(di Massimo Gramellini – corriere.it) – Era dai tempi in cui Sarri lo gridò a Mancini che nell’arena pubblica non risuonava più la parola «frocio». Persino Vannacci se n’è sempre tenuto prudentemente alla larga, ricorrendo a una serie impressionante di circonlocuzioni e di sinonimi. Papa Francesco l’avrebbe reintrodotta ai disonori delle cronache nella versione sostantivata: «frociaggine». Stava parlando ai vescovi italiani in una riunione a porte chiuse, che in Vaticano sono spesso socchiuse quanto basta a far passare qualche spiffero di malignità. È opinione comune che Bergoglio stia alla raffinatezza intellettuale del suo predecessore Ratzinger come un lottatore di wrestling a un ballerino classico, ma forse stavolta ha esagerato: non nella sostanza, perché è una non-notizia che il Pontefice si dichiari contrario alla presenza di gay nei seminari, ma nella forma, che certe volte conta anche di più.

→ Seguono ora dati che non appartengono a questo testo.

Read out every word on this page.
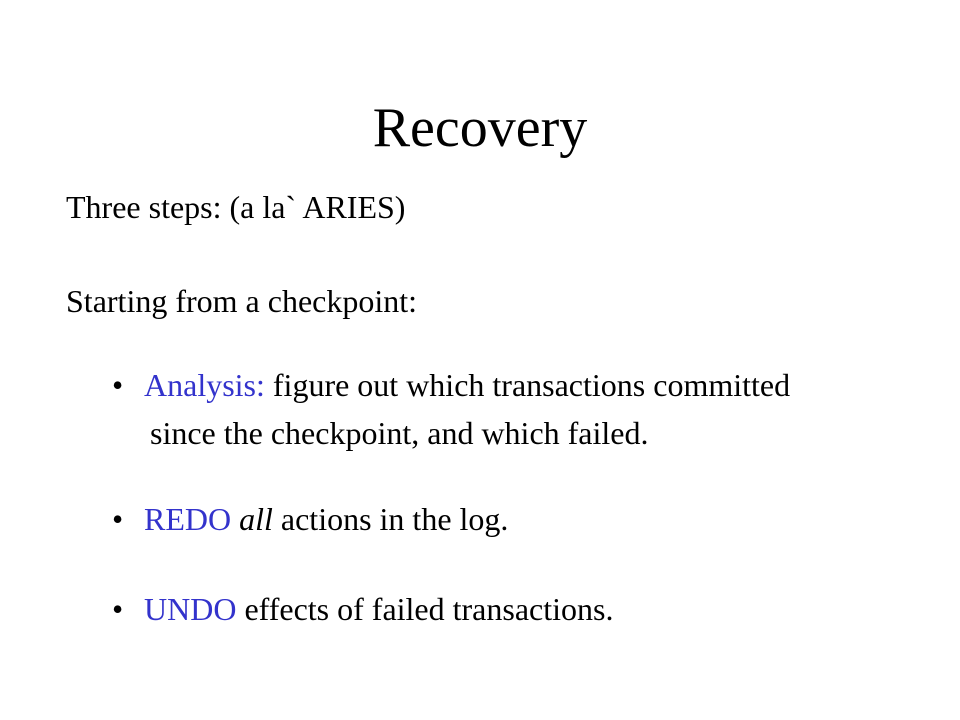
Recovery
Three steps: (a la` ARIES)
Starting from a checkpoint:
• Analysis: figure out which transactions committed
since the checkpoint, and which failed.
• REDO all actions in the log.
• UNDO effects of failed transactions.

Fortunatamente, la «frociaggine» e i suoi derivati fanno sempre più fatica a trasformarsi da pregiudizio pensato a parola pronunciata. Per riuscire a superare il muro del suono hanno bisogno di eludere i filtri creati dal buonsenso e dal buongusto, cioè dalle sensibilità che si sono andate affermando negli ultimi decenni. Il fatto che a compiere questo salto mortale sia stata proprio la voce del Papa mette addosso un po’ di sgomento e tanta malinconia. Se fosse vero, potremmo solo augurargli che Bombolo, dal Paradiso, interceda per lui.